Microsoft had very steady revenue growth. While other companies increased revenue in 2021 followed by slowing down in 2022, Microsoft increased their revenue in 2022. But they didn’t have the spike in 2021 like others.
Very steady in employee growth but increased in 2022 (July 2021 to June 2022) period. 22% increase in employees which reduced the revenue per employee slightly for that period. They are going through workforce reduction now.
How much does an average employee contribute to company revenue?
An average Netflix employee contributes $.247 Million to the company, while an average Microsoft employee contributes $897,000.
I have added some companies from the Food services industry for comparison. An average Starbucks employee contributes $80,000 to the company.
Now you can see where the companies stand when it comes to number of employees and Revenue per employee.
Important Considerations when using Revenue per Employee metric
Not to be used alone
Revenue per Employee metric is a useful metric, however you should not come to any conclusions purely just based on this one metric.
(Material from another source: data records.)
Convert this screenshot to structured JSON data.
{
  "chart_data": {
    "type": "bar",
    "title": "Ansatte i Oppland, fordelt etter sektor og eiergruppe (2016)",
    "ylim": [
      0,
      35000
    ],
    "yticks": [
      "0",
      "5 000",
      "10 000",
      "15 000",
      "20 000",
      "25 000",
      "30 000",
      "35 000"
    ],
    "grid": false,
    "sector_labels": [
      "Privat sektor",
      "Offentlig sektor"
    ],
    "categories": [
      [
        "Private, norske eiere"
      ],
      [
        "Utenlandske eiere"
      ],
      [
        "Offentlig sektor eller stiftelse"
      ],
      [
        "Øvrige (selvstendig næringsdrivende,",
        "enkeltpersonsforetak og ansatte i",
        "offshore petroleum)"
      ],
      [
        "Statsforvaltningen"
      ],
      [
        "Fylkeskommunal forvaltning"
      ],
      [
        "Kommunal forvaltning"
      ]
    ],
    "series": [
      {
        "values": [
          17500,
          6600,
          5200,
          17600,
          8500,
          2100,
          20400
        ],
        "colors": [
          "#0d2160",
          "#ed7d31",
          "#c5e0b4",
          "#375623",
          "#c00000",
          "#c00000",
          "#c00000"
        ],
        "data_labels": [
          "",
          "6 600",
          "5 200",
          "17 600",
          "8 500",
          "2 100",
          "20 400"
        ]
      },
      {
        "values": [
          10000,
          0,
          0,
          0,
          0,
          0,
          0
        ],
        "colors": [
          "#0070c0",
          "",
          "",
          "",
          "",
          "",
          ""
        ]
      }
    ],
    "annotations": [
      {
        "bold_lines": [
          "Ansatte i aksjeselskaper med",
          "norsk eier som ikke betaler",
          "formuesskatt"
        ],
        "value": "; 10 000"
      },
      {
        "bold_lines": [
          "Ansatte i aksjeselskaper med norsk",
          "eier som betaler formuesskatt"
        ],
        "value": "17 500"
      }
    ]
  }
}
You need to consider other factors.
Cost is not part of the revenue per employee metric.
For example, there could be cost of goods sold which could be a major component in retail businesses. There could be real estate expenses which play a big role in businesses which rely on their physical stores. The human resource expenses (salaries) can be higher for technology companies. So, Profit per Employee should be measured as well.
2. Consider Company Strategy
When comparing your annual trend of revenue per employee, we must consider our company’s strategy in the context.
Reduced revenue per employee is not necessarily a bad thing in some scenarios.
For example, you invest money in your employee base to drive your revenue growth in future via new products and services. During the growth phase of a new company, this revenue per employee metric could be lower. Investment in more employees can lead to improved revenue in future.
Hence, the strategic context needs to be taken into account.
3. Consider Industry and Business Models
When comparing the metric with other companies, we have to make sure that they are comparable companies.
They need to be in the same market (products, services, geography). For example, Food services industry will have a completely different range of revenue per employee. The type and skills of employee mix in that industry will be different from other industries.
Companies like Amazon which are in several industries can be hard to compare against.
Even within the industry, the business models can be different. In the food services industry, McDonalds and Dominos are more franchise stores-focused while Chipotle and Starbucks are company owned store focused business models. Depending on what % of your business is franchise stores, the revenue per employee could change significantly.
So comparisons have to be made keeping the business model in mind.
Now, it’s your turn
How do you use Revenue per employee metric? Do you have any suggestions? I look forward to learning from you.